En revanche, il est possible, sur le plan cantonal, de prendre des mesures quant à l'utilisation de ces machines et de faire un certain nombre de recommandations. Prendre des mesures quant à l'utilisation, c'est bien sûr prendre des mesures par rapport aux horaires. Vous savez qu'aujourd'hui il est interdit d'utiliser les machines bruyantes, dont les souffleuses à feuilles et les tondeuses à gazon, les dimanches et les jours fériés, et entre 20 h et 8 h du matin les jours ouvrables. C'est peut-être de ce côté que l'on devrait s'orienter en donnant des recommandations pour éviter l'utilisation abusive de ces machines.

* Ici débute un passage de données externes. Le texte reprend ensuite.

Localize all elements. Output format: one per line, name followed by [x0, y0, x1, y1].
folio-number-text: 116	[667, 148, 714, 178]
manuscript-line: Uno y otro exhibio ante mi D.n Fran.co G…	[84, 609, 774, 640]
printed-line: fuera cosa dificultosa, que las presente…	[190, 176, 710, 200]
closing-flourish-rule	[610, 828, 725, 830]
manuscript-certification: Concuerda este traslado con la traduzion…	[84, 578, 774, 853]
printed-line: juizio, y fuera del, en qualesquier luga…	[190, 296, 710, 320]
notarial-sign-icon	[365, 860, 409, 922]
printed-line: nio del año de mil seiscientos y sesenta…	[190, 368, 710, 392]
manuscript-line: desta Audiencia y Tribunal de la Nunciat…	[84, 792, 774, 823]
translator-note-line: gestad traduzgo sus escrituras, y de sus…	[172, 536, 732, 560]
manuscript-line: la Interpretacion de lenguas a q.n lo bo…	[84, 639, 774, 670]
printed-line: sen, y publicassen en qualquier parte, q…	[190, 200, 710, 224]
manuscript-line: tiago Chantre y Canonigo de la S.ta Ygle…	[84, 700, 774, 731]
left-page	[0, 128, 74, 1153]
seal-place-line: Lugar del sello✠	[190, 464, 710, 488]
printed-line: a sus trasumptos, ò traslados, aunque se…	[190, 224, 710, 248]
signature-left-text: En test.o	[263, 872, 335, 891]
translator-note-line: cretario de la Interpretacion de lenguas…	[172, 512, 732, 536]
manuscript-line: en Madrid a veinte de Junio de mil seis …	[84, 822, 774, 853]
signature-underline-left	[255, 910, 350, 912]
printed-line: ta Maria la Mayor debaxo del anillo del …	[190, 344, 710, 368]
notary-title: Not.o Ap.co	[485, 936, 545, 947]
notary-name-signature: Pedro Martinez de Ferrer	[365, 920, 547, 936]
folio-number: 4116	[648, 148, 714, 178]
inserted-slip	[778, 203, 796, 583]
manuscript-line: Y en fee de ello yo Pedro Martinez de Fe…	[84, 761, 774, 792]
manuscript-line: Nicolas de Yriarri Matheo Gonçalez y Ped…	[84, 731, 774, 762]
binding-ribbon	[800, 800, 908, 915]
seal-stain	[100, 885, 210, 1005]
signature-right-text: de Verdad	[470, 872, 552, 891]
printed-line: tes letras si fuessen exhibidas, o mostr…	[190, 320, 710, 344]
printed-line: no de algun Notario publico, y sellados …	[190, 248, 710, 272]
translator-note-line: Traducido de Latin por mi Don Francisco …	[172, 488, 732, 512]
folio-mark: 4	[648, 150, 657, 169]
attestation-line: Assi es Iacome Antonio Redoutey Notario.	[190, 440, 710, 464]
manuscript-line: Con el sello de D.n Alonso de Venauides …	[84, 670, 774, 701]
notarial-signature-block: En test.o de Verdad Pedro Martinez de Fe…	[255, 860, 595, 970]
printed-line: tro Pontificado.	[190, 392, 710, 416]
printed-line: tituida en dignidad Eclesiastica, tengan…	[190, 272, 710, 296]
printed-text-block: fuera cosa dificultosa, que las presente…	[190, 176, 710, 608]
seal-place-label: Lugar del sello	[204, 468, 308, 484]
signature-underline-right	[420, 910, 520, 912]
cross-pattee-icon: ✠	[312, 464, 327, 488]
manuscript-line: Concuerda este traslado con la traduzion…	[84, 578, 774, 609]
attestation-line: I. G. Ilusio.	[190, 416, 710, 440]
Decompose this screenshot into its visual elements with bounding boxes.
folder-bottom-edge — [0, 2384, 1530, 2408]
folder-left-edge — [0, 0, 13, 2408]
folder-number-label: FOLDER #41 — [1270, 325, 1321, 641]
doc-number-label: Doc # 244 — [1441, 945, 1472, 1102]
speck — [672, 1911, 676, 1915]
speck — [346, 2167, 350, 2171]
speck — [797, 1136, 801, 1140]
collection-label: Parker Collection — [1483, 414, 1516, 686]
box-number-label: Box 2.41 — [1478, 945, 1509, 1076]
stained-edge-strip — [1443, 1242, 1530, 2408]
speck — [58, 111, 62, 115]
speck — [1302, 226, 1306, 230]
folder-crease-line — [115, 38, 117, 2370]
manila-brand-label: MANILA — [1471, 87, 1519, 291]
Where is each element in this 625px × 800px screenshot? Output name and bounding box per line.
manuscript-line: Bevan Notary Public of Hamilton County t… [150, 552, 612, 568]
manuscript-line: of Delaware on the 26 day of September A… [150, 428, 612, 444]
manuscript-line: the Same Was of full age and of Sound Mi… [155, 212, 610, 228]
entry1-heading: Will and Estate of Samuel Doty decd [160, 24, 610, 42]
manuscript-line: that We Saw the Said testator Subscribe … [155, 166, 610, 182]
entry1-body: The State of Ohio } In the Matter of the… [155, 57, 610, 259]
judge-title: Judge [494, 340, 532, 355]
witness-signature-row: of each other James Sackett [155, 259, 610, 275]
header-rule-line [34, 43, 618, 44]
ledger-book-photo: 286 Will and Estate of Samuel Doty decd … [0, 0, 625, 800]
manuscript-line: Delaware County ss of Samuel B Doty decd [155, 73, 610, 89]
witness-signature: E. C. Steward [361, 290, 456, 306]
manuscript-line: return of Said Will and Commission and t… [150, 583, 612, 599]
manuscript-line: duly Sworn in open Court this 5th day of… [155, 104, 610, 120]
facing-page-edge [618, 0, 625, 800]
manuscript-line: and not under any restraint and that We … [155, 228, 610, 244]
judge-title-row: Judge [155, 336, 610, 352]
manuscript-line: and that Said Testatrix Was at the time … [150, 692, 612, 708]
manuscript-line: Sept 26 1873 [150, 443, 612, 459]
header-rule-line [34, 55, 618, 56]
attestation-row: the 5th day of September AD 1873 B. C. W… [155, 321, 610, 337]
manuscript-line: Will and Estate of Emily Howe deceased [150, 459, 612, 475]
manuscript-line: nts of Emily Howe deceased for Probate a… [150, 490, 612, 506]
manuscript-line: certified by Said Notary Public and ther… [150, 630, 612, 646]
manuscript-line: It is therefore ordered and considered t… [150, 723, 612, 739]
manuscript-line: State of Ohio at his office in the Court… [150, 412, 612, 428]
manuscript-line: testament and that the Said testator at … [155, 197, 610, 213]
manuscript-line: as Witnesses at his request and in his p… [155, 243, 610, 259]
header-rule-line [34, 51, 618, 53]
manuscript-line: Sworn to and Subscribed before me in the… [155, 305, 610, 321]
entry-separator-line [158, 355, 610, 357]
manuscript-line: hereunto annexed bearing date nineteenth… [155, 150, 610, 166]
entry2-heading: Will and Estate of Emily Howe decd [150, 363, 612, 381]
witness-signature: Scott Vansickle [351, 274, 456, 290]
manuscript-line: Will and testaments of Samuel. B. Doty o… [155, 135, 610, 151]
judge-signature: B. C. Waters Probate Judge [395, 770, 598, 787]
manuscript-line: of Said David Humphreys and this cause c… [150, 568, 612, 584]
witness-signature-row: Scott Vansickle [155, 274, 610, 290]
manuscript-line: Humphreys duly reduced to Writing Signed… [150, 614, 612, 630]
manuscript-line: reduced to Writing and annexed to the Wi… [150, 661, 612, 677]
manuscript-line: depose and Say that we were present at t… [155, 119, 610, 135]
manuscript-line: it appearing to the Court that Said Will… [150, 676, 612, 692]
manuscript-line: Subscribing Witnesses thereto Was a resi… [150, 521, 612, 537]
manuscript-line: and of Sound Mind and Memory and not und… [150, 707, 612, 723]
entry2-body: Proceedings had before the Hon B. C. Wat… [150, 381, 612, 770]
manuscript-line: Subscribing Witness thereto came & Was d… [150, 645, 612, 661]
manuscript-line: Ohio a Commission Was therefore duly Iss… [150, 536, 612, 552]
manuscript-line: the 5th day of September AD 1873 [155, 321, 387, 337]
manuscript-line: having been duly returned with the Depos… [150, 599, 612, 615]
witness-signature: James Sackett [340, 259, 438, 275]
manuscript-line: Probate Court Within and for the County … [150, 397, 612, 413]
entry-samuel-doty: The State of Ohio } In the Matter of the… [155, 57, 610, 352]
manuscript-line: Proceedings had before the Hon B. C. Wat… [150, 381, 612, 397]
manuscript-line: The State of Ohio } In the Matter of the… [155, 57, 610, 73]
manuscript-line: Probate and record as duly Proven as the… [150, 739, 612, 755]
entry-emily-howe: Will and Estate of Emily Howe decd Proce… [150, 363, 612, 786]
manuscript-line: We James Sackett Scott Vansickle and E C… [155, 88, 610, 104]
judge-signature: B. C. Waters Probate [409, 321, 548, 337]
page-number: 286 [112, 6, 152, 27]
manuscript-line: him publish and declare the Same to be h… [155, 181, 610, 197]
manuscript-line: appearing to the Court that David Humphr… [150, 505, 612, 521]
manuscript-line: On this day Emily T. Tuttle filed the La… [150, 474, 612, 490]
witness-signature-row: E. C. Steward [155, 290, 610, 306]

Il m'apparaît dès lors que les mesures qu'il est possible d'envisager relèvent assez clairement de ce qui est de la sphère de compétences du Conseil d'Etat. Je n'ai pas le sentiment que le renvoi en commission de cette motion enrichira considérablement le débat. Il risque plutôt de retarder le moment où l'on pourra prendre des mesures réglementaires qui pourraient être utiles, et c'est la raison pour laquelle je vous suggère de renvoyer directement cette motion au Conseil d'Etat, de sorte qu'il essaye, dès cet automne, notamment à travers des campagnes de sensibilisation et d'incitation, de convaincre les personnes intéressées à acquérir des appareils moins bruyants et qu'il envisage les modifications réglementaires qui pourraient s'avérer utiles. 

M. Alain Etienne (S). Suite aux explications de M. Cramer, le parti socialiste renonce au renvoi en commission de cette motion et votera la motion pour l'adresser directement au Conseil d'Etat. 

Le président. Mesdames et Messieurs les députés, si la proposition de renvoyer cette motion en commission est retirée, je vais mettre aux voix l'amendement proposé par M. Pierre Ducrest, consistant à modifier l'invite originale, comme suit :

«à tout mettre en oeuvre pour limiter l'utilisation de souffleuses à feuilles par les collectivités publiques et les privés, par des machines qui répondent aux normes et aux lois en vigueur.»

Cet amendement est mis aux voix.

Le résultat est douteux.

Il est procédé au vote par assis et levé.

Le sautier compte les suffrages.

Cet amendement est rejeté par 32 non contre 26 oui.

Mise aux voix, cette motion est adoptée.